I wrap my arms around him and lead his face to my chest. “Hush,” I whisper, as he starts to cry. “I’m with you. I’m here.” He cries chokingly at first, fighting off the sobs, but then he loses control and vibrates with unstoppable emotion. I cradle him the whole while, stroking his hair, whispering and trying to soothe him. It’s clear he hasn’t cried in years, if ever, from the way the tears consume him. He’s not an expert crier, like I was, able to switch off the tears when Clint walked through the door.

 

When he’s done he turns away, head low. “Goddamn,” he says, wiping his face. “I don’t know what the fuck just happened to me.” He wipes at his face and then turns to me, eyes red but dry. “That’s won’t happen again.

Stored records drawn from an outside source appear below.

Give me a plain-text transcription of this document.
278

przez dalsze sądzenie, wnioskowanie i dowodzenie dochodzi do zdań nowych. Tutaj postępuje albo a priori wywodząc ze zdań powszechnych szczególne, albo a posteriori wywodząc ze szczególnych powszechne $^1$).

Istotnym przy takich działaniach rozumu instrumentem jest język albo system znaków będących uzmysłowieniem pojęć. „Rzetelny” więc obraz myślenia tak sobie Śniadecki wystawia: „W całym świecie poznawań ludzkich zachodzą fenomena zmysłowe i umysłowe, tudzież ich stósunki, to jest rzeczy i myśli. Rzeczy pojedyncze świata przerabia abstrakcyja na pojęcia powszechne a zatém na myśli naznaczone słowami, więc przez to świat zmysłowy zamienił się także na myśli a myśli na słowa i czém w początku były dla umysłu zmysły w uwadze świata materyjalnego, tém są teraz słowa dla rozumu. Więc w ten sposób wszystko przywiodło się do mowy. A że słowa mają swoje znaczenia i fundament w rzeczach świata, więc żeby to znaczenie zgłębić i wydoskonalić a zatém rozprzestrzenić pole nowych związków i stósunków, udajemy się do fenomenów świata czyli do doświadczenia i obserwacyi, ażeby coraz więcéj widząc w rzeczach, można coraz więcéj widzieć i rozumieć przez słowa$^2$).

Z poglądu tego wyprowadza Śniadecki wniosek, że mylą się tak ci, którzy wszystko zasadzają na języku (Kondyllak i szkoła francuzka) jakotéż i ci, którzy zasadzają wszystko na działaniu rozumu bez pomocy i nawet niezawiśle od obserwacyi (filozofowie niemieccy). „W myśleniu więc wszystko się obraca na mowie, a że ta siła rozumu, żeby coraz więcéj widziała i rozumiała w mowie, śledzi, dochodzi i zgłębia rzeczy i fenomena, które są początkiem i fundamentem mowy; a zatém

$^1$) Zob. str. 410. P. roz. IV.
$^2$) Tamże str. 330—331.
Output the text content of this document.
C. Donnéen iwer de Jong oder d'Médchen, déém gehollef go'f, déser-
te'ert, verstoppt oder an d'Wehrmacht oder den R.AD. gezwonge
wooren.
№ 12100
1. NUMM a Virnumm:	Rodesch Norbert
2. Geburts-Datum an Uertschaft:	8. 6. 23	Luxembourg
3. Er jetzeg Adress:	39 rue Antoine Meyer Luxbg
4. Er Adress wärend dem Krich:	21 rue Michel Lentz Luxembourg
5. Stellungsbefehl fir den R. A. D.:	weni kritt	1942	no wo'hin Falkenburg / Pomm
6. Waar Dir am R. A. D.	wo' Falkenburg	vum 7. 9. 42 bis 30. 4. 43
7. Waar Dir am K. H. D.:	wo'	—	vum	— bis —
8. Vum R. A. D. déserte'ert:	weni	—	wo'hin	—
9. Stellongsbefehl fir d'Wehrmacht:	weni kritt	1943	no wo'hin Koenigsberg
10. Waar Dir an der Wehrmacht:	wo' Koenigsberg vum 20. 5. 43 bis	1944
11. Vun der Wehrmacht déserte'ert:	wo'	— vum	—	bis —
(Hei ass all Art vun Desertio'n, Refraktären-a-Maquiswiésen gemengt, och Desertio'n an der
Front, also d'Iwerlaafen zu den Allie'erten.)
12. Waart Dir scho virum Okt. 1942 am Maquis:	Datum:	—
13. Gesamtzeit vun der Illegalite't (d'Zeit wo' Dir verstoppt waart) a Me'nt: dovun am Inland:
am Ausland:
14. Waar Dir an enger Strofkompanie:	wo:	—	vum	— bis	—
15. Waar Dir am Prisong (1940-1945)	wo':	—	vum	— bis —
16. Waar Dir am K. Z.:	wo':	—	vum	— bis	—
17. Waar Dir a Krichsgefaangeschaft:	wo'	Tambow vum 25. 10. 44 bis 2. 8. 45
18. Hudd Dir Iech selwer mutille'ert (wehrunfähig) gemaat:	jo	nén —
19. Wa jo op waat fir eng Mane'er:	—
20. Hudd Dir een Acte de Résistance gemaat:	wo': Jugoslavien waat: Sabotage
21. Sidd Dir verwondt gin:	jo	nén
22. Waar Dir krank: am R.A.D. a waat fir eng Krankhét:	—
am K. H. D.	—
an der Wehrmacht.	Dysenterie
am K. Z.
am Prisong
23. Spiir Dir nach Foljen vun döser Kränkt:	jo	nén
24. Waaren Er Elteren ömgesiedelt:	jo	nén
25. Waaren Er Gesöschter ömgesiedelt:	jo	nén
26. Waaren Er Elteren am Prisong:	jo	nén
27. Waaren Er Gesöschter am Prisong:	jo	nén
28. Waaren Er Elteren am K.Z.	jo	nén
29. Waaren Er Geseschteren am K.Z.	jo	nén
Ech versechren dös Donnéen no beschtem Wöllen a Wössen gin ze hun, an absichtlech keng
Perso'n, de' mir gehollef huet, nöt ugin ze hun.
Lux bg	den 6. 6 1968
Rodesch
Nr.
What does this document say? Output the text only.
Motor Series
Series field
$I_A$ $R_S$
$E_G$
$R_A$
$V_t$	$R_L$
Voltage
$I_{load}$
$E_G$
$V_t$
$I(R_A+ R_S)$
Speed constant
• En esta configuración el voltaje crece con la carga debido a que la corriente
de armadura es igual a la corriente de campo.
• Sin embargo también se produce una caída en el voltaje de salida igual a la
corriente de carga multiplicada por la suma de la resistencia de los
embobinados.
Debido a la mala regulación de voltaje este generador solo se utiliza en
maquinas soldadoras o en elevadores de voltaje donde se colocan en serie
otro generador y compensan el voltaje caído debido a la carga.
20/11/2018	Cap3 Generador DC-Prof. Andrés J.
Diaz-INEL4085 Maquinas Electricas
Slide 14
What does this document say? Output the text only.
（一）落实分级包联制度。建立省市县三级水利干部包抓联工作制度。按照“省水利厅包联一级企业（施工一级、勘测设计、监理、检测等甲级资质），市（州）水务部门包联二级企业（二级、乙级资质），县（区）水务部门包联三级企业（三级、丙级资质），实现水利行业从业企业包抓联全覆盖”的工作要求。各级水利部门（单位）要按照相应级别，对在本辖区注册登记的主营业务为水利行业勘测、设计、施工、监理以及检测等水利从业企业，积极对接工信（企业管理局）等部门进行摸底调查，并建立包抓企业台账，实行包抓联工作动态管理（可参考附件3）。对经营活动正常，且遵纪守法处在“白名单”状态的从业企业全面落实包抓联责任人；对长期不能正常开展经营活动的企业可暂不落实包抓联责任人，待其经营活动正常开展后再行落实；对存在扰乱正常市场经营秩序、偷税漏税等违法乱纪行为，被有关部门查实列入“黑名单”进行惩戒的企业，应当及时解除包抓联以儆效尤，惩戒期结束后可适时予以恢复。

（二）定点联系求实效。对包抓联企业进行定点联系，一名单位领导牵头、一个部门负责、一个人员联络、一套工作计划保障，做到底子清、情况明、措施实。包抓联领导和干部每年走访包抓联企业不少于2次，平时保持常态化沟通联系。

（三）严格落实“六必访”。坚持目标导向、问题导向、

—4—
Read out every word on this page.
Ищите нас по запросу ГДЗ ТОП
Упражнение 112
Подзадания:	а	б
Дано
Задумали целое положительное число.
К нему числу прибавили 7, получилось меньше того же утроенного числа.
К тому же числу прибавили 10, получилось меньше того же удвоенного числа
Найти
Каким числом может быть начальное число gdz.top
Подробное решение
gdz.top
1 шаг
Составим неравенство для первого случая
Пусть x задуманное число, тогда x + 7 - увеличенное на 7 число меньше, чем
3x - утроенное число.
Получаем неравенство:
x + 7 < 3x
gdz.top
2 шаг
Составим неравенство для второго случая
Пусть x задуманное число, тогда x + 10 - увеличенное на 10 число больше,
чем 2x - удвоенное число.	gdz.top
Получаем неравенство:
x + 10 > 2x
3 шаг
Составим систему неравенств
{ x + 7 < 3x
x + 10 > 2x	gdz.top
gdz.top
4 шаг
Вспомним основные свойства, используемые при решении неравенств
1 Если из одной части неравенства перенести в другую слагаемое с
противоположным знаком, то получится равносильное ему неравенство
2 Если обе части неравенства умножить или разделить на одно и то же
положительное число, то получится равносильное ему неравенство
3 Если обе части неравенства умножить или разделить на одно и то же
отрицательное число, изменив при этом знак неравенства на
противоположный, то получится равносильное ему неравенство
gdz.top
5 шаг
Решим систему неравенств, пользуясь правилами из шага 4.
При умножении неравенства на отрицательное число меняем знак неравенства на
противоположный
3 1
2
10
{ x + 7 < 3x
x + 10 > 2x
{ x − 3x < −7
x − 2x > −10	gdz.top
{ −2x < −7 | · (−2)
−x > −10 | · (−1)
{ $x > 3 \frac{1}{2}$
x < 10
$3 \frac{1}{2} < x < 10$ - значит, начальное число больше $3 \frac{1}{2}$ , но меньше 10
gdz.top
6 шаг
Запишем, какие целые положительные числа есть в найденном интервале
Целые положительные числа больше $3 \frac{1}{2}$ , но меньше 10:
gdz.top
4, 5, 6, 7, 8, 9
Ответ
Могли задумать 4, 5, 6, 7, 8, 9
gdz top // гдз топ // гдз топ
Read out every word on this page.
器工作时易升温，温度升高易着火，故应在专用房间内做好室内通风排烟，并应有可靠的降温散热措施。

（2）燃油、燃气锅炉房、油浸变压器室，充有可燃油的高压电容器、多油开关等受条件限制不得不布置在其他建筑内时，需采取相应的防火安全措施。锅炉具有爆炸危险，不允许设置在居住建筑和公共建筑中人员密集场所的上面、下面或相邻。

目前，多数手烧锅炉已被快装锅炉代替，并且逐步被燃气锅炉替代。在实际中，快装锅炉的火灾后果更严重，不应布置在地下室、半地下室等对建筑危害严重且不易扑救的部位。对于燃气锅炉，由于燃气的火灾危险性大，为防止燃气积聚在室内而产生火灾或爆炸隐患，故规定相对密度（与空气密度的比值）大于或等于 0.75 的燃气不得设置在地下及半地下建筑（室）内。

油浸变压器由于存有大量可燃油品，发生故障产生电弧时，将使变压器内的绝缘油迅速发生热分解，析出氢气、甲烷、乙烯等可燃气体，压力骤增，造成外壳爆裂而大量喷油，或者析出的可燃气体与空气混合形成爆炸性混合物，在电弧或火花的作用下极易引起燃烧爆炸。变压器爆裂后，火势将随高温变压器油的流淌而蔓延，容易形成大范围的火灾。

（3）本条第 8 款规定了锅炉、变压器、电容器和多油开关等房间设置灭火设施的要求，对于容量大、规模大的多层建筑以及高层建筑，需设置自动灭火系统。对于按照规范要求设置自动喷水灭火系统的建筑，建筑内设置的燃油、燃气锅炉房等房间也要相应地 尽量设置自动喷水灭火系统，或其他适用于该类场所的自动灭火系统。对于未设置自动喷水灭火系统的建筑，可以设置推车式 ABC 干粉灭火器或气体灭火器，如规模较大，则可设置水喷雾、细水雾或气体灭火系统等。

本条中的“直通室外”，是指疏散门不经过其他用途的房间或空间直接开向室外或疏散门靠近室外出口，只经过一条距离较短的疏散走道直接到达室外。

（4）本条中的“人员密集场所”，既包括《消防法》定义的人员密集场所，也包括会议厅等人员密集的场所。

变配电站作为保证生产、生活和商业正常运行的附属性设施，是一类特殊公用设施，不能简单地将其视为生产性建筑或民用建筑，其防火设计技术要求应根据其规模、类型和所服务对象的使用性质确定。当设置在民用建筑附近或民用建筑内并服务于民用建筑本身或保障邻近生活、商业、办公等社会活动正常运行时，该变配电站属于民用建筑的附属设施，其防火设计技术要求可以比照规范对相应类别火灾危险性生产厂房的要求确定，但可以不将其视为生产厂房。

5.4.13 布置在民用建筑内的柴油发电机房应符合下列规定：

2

You have my word on that.”

 

“What are you talking about?” I say. “Nothing happened that you need to make amends for. You just cried. You’re allowed to cry.”

 

“That’s where you’re wrong,” he says. “A man in my position is never allowed to cry.”

 

We return to our place on the floor, nothing to do but hold each other and wait.

 

“I tricked the guards,” I say. “Before you got here. And I got free from my cuffs.” I tell him about the screw and the takeout, the bat and the violence.

 

He smiles sideways at me. “It’s like we’ve swapped places. I’m the emotional woman and you’re the tough man.”

 

I pinch his nose. “Listen here. A woman can be strong and a man can be emotional. Okay?”

 

“I’ll agree to that if you agree to never tell a soul you saw me cry, even your own mother.”

 

I place my hand on my chest. “I swear I will never tell anybody that you have a heart.”

 

He inclines his head, ignoring the sarcasm. “Much obliged, ma’am.”